Mr Johnson told BBC One’s This Week programme the low point of his week had been “the rather depressing news that every trade union, apparently, is going to oppose AV in the referendum”.
“Given that the trade union movement, their founding principles were electoral reform, given this depressing conservatism on electoral reform, they now have an opportunity in a referendum to actually speak up for change – which they have been arguing for for years – suddenly most unions seem to be going against it.”
He said only Billy Hayes – general secretary of the Communication Workers’ Union, which Mr Johnson himself used to be head of – had come out in support of AV.
However, the PCS union, which represents 300,000 staff in the civil service and government agencies, later made clear that it advised its members last month to support AV.

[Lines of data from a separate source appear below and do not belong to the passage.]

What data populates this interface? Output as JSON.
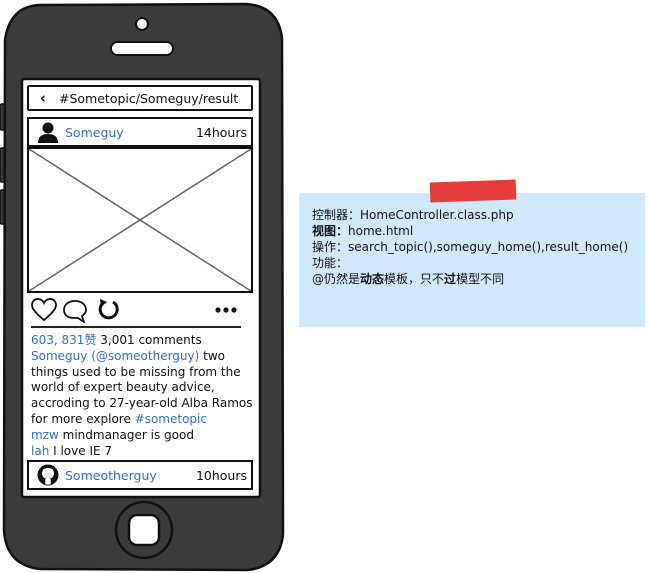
{
  "nav": {
    "back_glyph": "‹",
    "path": "#Sometopic/Someguy/result"
  },
  "post1": {
    "username": "Someguy",
    "time": "14hours"
  },
  "stats": {
    "likes": "603, 831赞",
    "comments": "3,001 comments"
  },
  "caption": {
    "author": "Someguy",
    "mention": "(@someotherguy)",
    "text_1": " two",
    "text_2": "things used to be missing from the",
    "text_3": "world of expert beauty advice,",
    "text_4": "accroding to 27-year-old Alba Ramos",
    "text_5": "for more explore ",
    "hashtag": "#sometopic"
  },
  "comments": [
    {
      "user": "mzw",
      "text": " mindmanager is good"
    },
    {
      "user": "lah",
      "text": " I love IE 7"
    }
  ],
  "post2": {
    "username": "Someotherguy",
    "time": "10hours"
  },
  "note": {
    "line1_label": "控制器：",
    "line1_value": "HomeController.class.php",
    "line2_label": "视图：",
    "line2_value": "home.html",
    "line3_label": "操作：",
    "line3_value": "search_topic(),someguy_home(),result_home()",
    "line4_label": "功能：",
    "line5_a": "@仍然是",
    "line5_b": "动态",
    "line5_c": "模板，只不",
    "line5_d": "过",
    "line5_e": "模型不同"
  },
  "icons": {
    "heart": "heart-icon",
    "comment": "comment-icon",
    "refresh": "refresh-icon",
    "more": "more-icon",
    "user": "user-avatar-icon",
    "github": "github-avatar-icon"
  },
  "colors": {
    "link": "#2f6fd0",
    "note_bg": "#cfe9fb",
    "tape": "#e5332f",
    "phone": "#3a3a3a"
  }
}
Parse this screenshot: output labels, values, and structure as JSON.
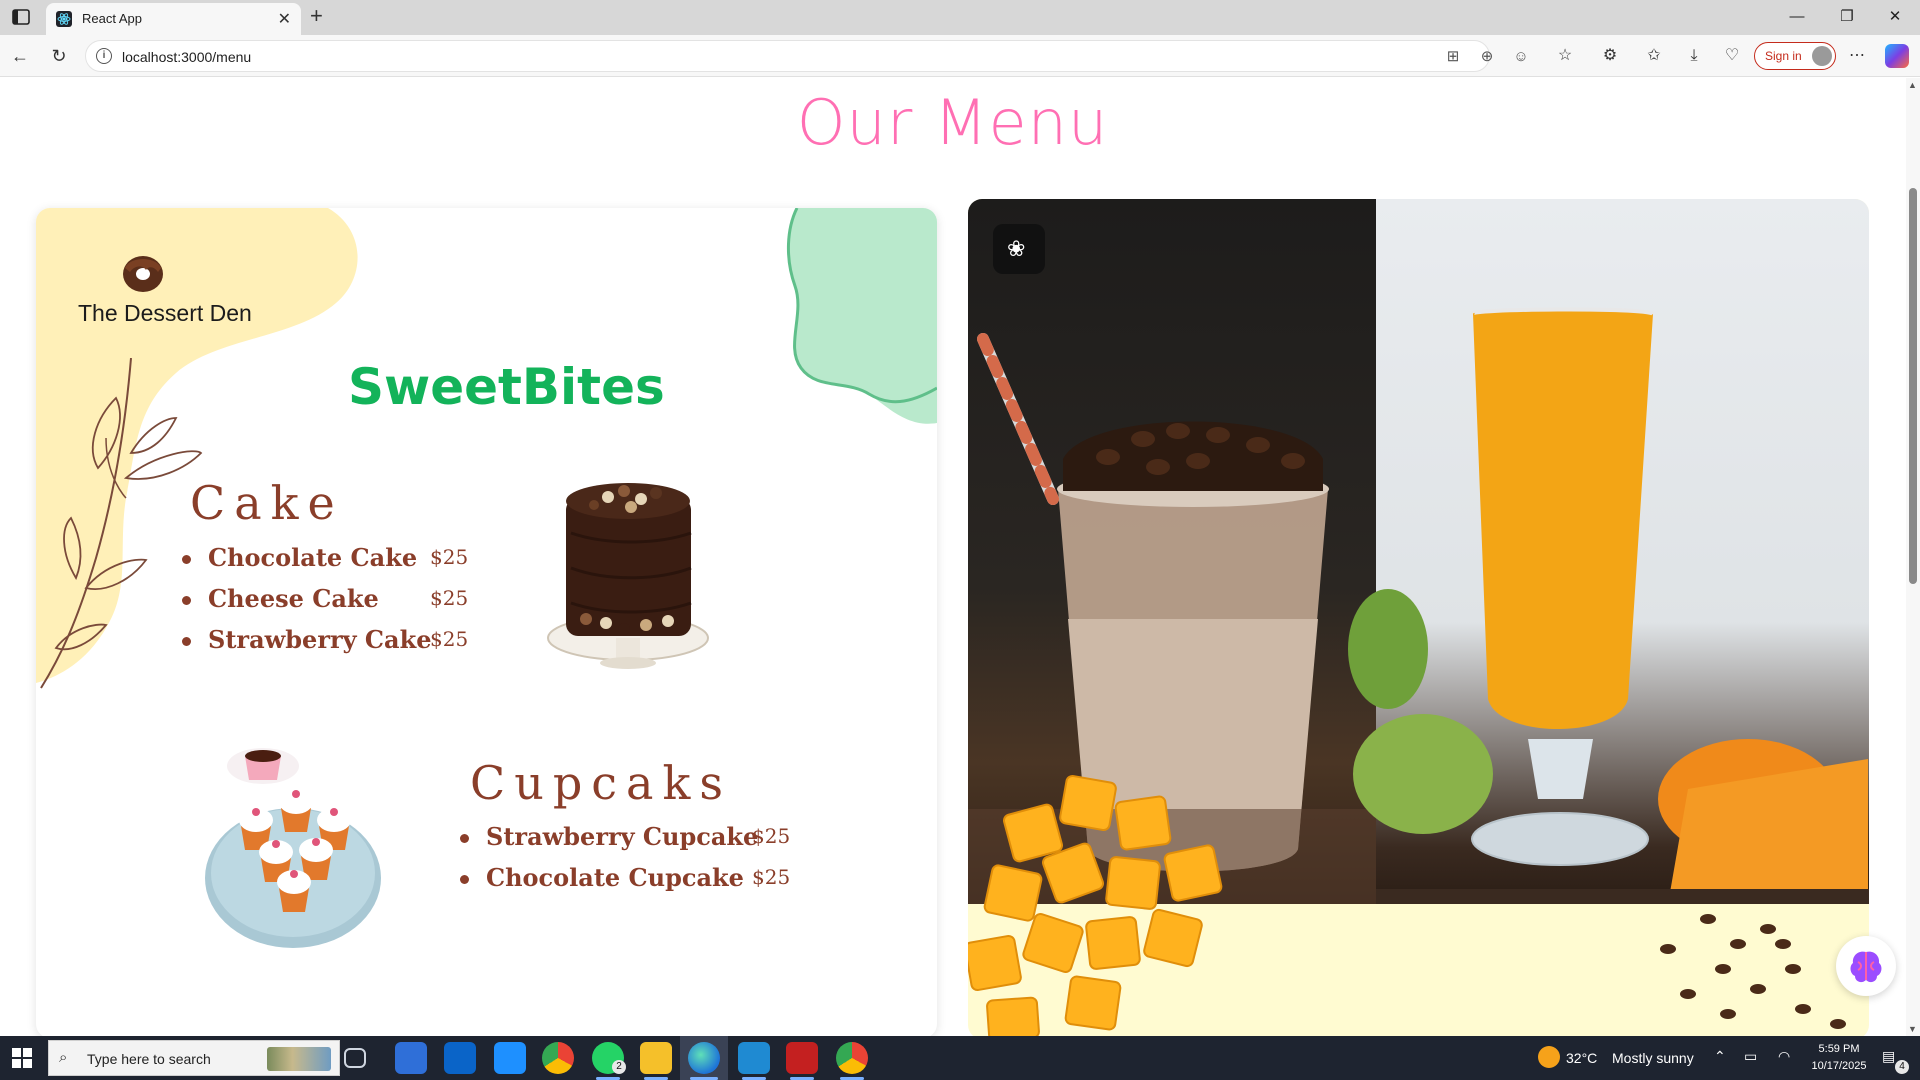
{
  "browser": {
    "tab_title": "React App",
    "url": "localhost:3000/menu",
    "signin_label": "Sign in"
  },
  "page": {
    "title": "Our Menu"
  },
  "menu_card": {
    "brand_name": "The Dessert Den",
    "headline": "SweetBites",
    "sections": [
      {
        "title": "Cake",
        "items": [
          {
            "name": "Chocolate Cake",
            "price": "$25"
          },
          {
            "name": "Cheese Cake",
            "price": "$25"
          },
          {
            "name": "Strawberry Cake",
            "price": "$25"
          }
        ]
      },
      {
        "title": "Cupcaks",
        "items": [
          {
            "name": "Strawberry Cupcake",
            "price": "$25"
          },
          {
            "name": "Chocolate Cupcake",
            "price": "$25"
          }
        ]
      }
    ]
  },
  "taskbar": {
    "search_placeholder": "Type here to search",
    "weather_temp": "32°C",
    "weather_text": "Mostly sunny",
    "time": "5:59 PM",
    "date": "10/17/2025",
    "whatsapp_badge": "2",
    "notification_badge": "4"
  },
  "colors": {
    "title_pink": "#ff6fb3",
    "headline_green": "#13b35a",
    "menu_brown": "#8a3e2a",
    "blob_yellow": "#fff0b8",
    "blob_green": "#b9e9cc"
  }
}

Mr Johnson said he thought most union members would “vote the way they think they should vote, rather than the way they are told to vote”.
GMB General Secretary Paul Kenny said his union had “long held the policy that the tried and tested first-past-the-post is the system that should be used for general elections for the UK Parliament”.
He said first-past-the-post delivered strong, single-party government, was easy to understand and had a “strong constituency link”.
“Alan Johnson and Nick Clegg are asking to people to vote for an electoral system that is not anywhere in the world apart from Fiji, Papua New Guinea and Australia. “Even those who want proportional representation agree with Nick Clegg that AV is ‘a miserable little compromise’,” he said.
A spokesman for the No2AV campaign said: “The vast majority of the major unions are lining up against AV.”
Mr Johnson and Labour leader Ed Miliband are among Labour MPs backing a change to AV – but many heavyweight figures within the party, including former Deputy Prime Minister John Prescott, and most Conservatives, are campaigning to keep the current first-past-the-post system for Westminster elections.
In a letter to The Times, external, signed by Niall Ferguson and Anthony Beevor among others, 25 historians argue that first-past-the-post is the product of a long fight for one vote for every man or woman.
They claim this principle of “equal votes” would be threatened by a move to AV – where second preference votes given to the candidate with the least support are re-distributed after the initial ballot if no-one gains over 50% of first preference votes.